Single by Jade Eagleson and Dean Brody

from the album Honkytonk Revival
- Released: July 23, 2021
- Genre: Country;
- Length: 2:23
- Label: JEM; Starseed;
- Songwriter(s): Gavin Slate; Stuart Walker; Jenna Walker; Travis Wood;
- Producer(s): Todd Clark

Jade Eagleson singles chronology
| "All Night to Figure It Out" (2021) | "More Drinkin' Than Fishin'" (2021) | "She Don't Know" (2022) |

Dean Brody singles chronology
| "Lightning Bug" (2021) | "More Drinkin' Than Fishin'" (2021) | "I'd Go to Jail" (2021) |

Music video
- "More Drinkin' Than Fishin'" on YouTube

= More Drinkin' Than Fishin' =

2021 song by Jade Eagleson and Dean Brody

"More Drinkin' Than Fishin'" is a song recorded by Canadian country artists Jade Eagleson and Dean Brody. The song was written by Stuart Walker and Jenna Walker of The Reklaws with Gavin Slate and Travis Wood. It is the second single off Eagleson's second studio album Honkytonk Revival.

==Background==
Eagleson called Brody an "incredible mentor" to him, saying he was "grateful" to have Brody join him on the track. In return, Brody said he was "proud to be invited along for the ride" and looking forward to being able to sing the song live together.

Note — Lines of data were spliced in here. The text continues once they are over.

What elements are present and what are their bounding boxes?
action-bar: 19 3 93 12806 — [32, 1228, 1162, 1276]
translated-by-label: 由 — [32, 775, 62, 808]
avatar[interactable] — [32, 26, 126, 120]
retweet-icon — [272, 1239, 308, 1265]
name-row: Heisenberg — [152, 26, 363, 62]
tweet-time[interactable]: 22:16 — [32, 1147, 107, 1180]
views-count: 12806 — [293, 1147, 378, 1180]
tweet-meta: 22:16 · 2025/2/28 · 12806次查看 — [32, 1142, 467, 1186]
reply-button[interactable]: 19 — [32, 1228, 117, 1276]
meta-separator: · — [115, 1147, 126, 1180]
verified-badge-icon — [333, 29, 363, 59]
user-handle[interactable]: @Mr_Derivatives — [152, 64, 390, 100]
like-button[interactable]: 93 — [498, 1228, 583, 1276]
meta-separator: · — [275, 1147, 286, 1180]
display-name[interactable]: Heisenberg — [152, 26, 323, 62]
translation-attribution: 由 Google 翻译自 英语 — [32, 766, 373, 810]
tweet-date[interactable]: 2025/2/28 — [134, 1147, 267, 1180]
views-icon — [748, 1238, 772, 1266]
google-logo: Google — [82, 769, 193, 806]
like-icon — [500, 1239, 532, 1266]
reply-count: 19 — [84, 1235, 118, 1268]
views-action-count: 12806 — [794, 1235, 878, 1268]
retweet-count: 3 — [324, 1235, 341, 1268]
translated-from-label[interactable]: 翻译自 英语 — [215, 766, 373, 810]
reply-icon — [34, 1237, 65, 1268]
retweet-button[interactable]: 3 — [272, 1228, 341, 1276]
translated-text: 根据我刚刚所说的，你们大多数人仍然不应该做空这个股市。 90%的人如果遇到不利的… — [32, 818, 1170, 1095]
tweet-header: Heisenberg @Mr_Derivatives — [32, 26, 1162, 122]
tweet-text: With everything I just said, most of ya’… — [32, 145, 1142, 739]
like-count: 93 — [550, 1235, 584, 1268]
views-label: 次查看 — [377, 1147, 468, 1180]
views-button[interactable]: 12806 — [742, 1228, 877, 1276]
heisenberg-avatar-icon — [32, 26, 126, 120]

The two also participated in a "who is more country" competition over social media in support of the song, which included commentary from fellow Canadian country artists Brett Kissel, Jojo Mason, Tyler Joe Miller, the Reklaws, and Meghan Patrick.

==Critical reception==
Joshua Murray of The Reviews Are In stated that Eagleson and Brody's voices work well together, adding that they "sing with the same distinct sound and vibe we know”. Kerry Doole of FYI Music News called the song a "good ole boy anthem", saying it "has the feel of a seasonal hit". Top Country named the song their "Pick of the Week" for July 25, 2021, describing it as the "feel-good single of the summer/year". ET Canada described it as "the ultimate new country anthem".

==Accolades==

| Year | Association | Category | Result | Ref |
| 2022 | Country Music Association of Ontario | Video of the Year | Nominated |  |
| Songwriter(s) of the Year | Nominated |
| CCMA | Single Of The Year | Nominated |  |

==Commercial performance==
"More Drinkin' Than Fishin'" peaked at number one on the Billboard Canada Country chart for week of December 11, 2021, marking Eagleson's third number one and Brody's seventh number one. It also peaked at number 81 on the Canadian Hot 100 for the same week. The song has been certified Gold by Music Canada.

==Music video==
The official music video for "More Drinkin' Than Fishin'" was directed by Ben Knechtel and premiered on August 11, 2021.

==Charts==

Chart performance for "More Drinkin' Than Fishin'"
| Chart (2021) | Peak position |
|---|---|
| Canada (Canadian Hot 100) | 81 |
| Canada Country (Billboard) | 1 |

==Certifications==

| Region | Certification | Certified units/sales |
| Canada (Music Canada) | Gold | 40,000^{‡} |
^{‡} Sales+streaming figures based on certification alone.